In the same way, filler designs had gradually evolved towards more reliable hygienic standards by painstaking focus on detail, be it foaming in the filler, cleanability of the enclosure, overpressure, cleaning procedures and so on. If a single breakthrough should be singled out in UHT milk development, it would probably be the use of hydrogen peroxide to achieve a reliable sterility of the packaging material in the TetraPak aseptic filler which remained the dominant aseptic filler for a long time. The basic concept of wetting the packaging material with a hydrogen peroxide solution and drying it off again remains the dominant sterilization technique for packages which are not sterile produced onsite.
Plastic based sterile packaging appeared first with Prepack’s plastic pouch in 1964 and some ten years later with Formseal’s deep drawn cup and Remy’s blow moulded bottle. The light and oxygen barrier properties of the plastic packages have only slowly improved to match the five-ply sterile carton which, in contrast to the carton used for pasteurized milk, from the very beginning included the impermeable aluminium layer.
The need for longer shelf life of milk was not acutely felt in the US, with its much better developed refrigeration system and common 3 week shelf life of pasteurized milk,. It took twenty years before the first commercial UHT plant appeared. There is a surprising analogy with the slow acceptance of pasteurization.
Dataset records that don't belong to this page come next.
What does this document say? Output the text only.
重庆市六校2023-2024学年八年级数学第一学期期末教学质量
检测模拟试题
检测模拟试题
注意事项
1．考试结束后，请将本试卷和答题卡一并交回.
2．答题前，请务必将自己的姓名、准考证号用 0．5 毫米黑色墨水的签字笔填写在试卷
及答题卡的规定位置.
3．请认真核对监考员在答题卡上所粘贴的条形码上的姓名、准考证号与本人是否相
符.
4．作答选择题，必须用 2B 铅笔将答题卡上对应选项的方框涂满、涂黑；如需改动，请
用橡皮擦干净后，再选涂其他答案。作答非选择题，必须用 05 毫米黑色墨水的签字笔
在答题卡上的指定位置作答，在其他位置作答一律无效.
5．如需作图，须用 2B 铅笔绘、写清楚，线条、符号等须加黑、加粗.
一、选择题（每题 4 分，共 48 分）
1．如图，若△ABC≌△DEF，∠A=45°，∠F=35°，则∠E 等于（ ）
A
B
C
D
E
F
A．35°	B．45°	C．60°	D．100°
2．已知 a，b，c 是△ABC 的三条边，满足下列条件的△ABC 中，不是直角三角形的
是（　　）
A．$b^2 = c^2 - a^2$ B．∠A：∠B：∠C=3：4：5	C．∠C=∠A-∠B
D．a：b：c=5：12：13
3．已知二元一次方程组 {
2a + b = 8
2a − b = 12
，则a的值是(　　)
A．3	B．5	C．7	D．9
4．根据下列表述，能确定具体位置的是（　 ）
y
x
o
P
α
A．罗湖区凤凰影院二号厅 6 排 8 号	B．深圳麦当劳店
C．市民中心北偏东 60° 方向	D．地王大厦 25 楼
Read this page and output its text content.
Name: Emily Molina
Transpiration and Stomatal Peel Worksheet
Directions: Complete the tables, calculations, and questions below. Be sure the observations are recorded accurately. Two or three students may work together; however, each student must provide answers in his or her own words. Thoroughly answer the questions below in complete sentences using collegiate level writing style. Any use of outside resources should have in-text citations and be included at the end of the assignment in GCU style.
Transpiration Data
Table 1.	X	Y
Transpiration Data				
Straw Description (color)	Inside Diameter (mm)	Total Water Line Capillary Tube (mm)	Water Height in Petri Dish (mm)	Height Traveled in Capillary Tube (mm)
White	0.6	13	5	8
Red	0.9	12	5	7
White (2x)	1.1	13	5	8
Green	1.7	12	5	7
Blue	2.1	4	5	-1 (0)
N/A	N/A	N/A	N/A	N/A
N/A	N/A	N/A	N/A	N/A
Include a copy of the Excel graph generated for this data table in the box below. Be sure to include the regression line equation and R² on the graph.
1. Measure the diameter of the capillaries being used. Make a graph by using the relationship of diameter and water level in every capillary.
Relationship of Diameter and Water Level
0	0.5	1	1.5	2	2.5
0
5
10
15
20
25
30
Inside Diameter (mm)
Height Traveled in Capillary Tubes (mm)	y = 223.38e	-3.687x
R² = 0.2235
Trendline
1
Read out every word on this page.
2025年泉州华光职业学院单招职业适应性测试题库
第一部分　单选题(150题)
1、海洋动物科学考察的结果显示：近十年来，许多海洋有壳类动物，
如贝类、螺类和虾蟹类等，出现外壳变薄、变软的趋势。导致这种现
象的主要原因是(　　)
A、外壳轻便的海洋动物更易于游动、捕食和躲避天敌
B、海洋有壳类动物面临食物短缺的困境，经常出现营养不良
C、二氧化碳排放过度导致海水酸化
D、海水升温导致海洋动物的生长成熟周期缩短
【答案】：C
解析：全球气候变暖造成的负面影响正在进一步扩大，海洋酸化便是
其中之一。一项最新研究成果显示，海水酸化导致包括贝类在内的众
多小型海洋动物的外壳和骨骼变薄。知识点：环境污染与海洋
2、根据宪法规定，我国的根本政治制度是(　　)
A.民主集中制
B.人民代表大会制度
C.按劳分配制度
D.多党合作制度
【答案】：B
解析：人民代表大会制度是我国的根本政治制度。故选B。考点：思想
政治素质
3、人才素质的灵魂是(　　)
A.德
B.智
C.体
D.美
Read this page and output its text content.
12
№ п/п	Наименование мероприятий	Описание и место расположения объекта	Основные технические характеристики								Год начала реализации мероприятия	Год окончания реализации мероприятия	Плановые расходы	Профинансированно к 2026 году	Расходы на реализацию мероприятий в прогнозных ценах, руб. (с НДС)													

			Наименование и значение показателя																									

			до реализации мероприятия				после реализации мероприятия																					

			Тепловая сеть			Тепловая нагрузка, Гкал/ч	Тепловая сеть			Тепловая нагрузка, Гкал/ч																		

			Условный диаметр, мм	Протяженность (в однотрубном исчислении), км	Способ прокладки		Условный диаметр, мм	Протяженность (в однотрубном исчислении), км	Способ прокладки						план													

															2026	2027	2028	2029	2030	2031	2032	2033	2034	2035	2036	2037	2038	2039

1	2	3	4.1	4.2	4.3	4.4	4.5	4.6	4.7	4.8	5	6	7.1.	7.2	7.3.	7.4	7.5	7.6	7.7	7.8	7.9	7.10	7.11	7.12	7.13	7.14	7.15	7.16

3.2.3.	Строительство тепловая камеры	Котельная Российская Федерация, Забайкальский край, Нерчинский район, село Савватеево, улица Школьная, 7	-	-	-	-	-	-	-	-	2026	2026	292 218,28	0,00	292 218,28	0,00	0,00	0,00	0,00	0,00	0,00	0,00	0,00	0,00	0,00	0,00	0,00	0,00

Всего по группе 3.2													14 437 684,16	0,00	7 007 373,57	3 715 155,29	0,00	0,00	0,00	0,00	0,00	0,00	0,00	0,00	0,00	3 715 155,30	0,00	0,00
With the microbial growth eliminated, there was a renewed surge of interest in the reasons why UHT milk would not keep indefinitely. Heat stable bacterial proteases were identified by Mayerhofer, Marshall, White, & Lu, (1973) and heat stable lipases by Driessen & Stadhouders,1974.A new indigenous proteolytic enzyme,Cathepsin D, was identified by Kaminogawa&Yamauchi 1972 and the role of plasmin, plasminogen, and their inhibitor/activator systems clarified in the early 80ies (Grufferty&Fox,1988, Kelly & McSweeney, 2003).